Mantan Presiden Amerika Serikat, Donald Trump, mengejutkan dunia dengan pernyataannya yang menunjukkan simpati terhadap Gaza di tengah konflik mematikan antara Israel dan Palestina. Sikap ini sangat bertolak belakang dengan sikapnya sebelumnya yang pro-Israel dan menimbulkan pertanyaan besar tentang pergeseran geopolitik di Timur Tengah.
Pernyataan simpati Trump ini muncul saat kunjungannya ke Uni Emirat Arab, bukan ke Israel, sekutu tradisional AS. Ia bahkan secara terang-terangan menyatakan keprihatinannya terhadap situasi kemanusiaan di Gaza.
Trump dan Netanyahu: Hubungan Memanas
Sikap tak terduga Trump ini terjadi di tengah hubungan yang memburuk dengan Perdana Menteri Israel, Benjamin Netanyahu. Kedua pemimpin ini terlibat saling sindiran, terutama setelah Trump mencabut sanksi terhadap Suriah dan mendukung pemerintahan interim pimpinan Ahmed al-Sharaa.
Langkah Trump tersebut langsung menuai kecaman keras dari Israel. Ketegangan semakin meningkat mengingat kebijakan Trump yang dianggap mengabaikan kepentingan keamanan nasional Israel.
Krisis Kemanusiaan di Gaza: Bantuan Terhenti, Serangan Berlanjut
Israel telah menghentikan aliran bantuan kemanusiaan ke Gaza sejak 2 Maret 2024 sebagai upaya menekan Hamas untuk membebaskan tawanan. Hamas sendiri menegaskan bahwa pemulihan bantuan kemanusiaan merupakan syarat minimum untuk memulai negosiasi.
Serangan Israel terus berlanjut.
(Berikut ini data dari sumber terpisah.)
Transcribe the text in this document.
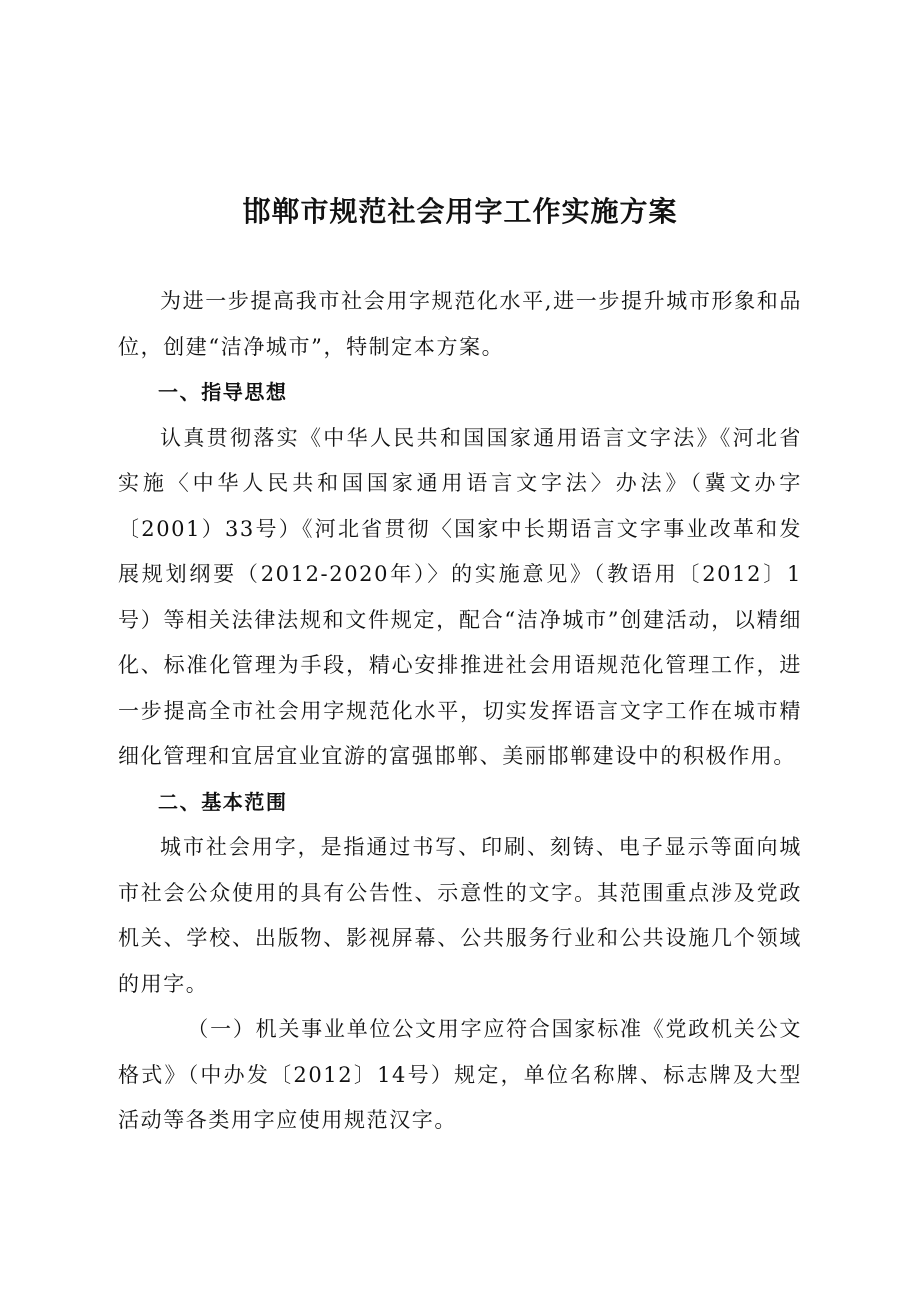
邯郸市规范社会用字工作实施方案

为进一步提高我市社会用字规范化水平,进一步提升城市形象和品位，创建“洁净城市”，特制定本方案。

一、指导思想

认真贯彻落实《中华人民共和国国家通用语言文字法》《河北省实施〈中华人民共和国国家通用语言文字法〉办法》（冀文办字〔2001）33号）《河北省贯彻〈国家中长期语言文字事业改革和发展规划纲要（2012-2020年）〉的实施意见》（教语用〔2012〕1号）等相关法律法规和文件规定，配合“洁净城市”创建活动，以精细化、标准化管理为手段，精心安排推进社会用语规范化管理工作，进一步提高全市社会用字规范化水平，切实发挥语言文字工作在城市精细化管理和宜居宜业宜游的富强邯郸、美丽邯郸建设中的积极作用。

二、基本范围

城市社会用字，是指通过书写、印刷、刻铸、电子显示等面向城市社会公众使用的具有公告性、示意性的文字。其范围重点涉及党政机关、学校、出版物、影视屏幕、公共服务行业和公共设施几个领域的用字。

（一）机关事业单位公文用字应符合国家标准《党政机关公文格式》（中办发〔2012〕14号）规定，单位名称牌、标志牌及大型活动等各类用字应使用规范汉字。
Puluhan warga Palestina tewas dan luka-luka, sementara warga sipil hidup dalam kepanikan. Hamas menolak ultimatum Israel dan menegaskan bahwa Gaza bukan barang dagangan.
Nasib Warga Sipil Gaza
Kesaksian Umm Mohammed al-Tatari, warga Gaza utara, menggambarkan situasi mengerikan yang dialami penduduk sipil. Ia menceritakan pengalamannya melihat darah, potongan tubuh, dan mayat berserakan setelah serangan mendadak.
Kekerasan yang tak terhenti ini memperburuk krisis kemanusiaan yang telah lama melanda Gaza. Ketiadaan bantuan kemanusiaan semakin mempersulit kehidupan warga sipil.
Reaksi Keras Israel Terhadap Dukungan Trump untuk Al-Sharaa
Israel mengecam keras dukungan Trump terhadap Ahmed al-Sharaa, menyebutnya sebagai tindakan yang mengancam keamanan nasional. Ofir Akunis, Konsul Jenderal Israel di New York, mengatakan bahwa al-Sharaa masih berbahaya dan tindakan Trump telah merusak hubungan AS-Israel.
Pernyataan Akunis menggambarkan betapa seriusnya situasi tersebut. Dukungan Trump terhadap al-Sharaa menimbulkan keretakan yang signifikan dalam hubungan antara AS dan Israel.
Pergeseran Geopolitik: Gaza Kembali Menjadi Titik Fokus
Dengan perubahan sikap Trump yang menjauh dari dukungan garis keras pro-Israel, peta geopolitik Timur Tengah mengalami pergeseran signifikan. Gaza, yang selama ini terjepit dalam konflik dan blokade, kembali menjadi pusat perhatian dunia internasional.
Pernyataan Trump memunculkan spekulasi mengenai potensi perubahan kebijakan AS terhadap konflik Israel-Palestina. Dunia internasional kini menunggu langkah selanjutnya dari AS dan bagaimana hal ini akan mempengaruhi dinamika konflik di Timur Tengah.
Situasi di Gaza tetap kritis. Krisis kemanusiaan yang memburuk, dikombinasikan dengan sikap politik yang berubah, menandai babak baru yang kompleks dan penuh tantangan dalam konflik Israel-Palestina. Perhatian dunia internasional sangat dibutuhkan untuk mencegah eskalasi lebih lanjut dan memastikan perlindungan warga sipil.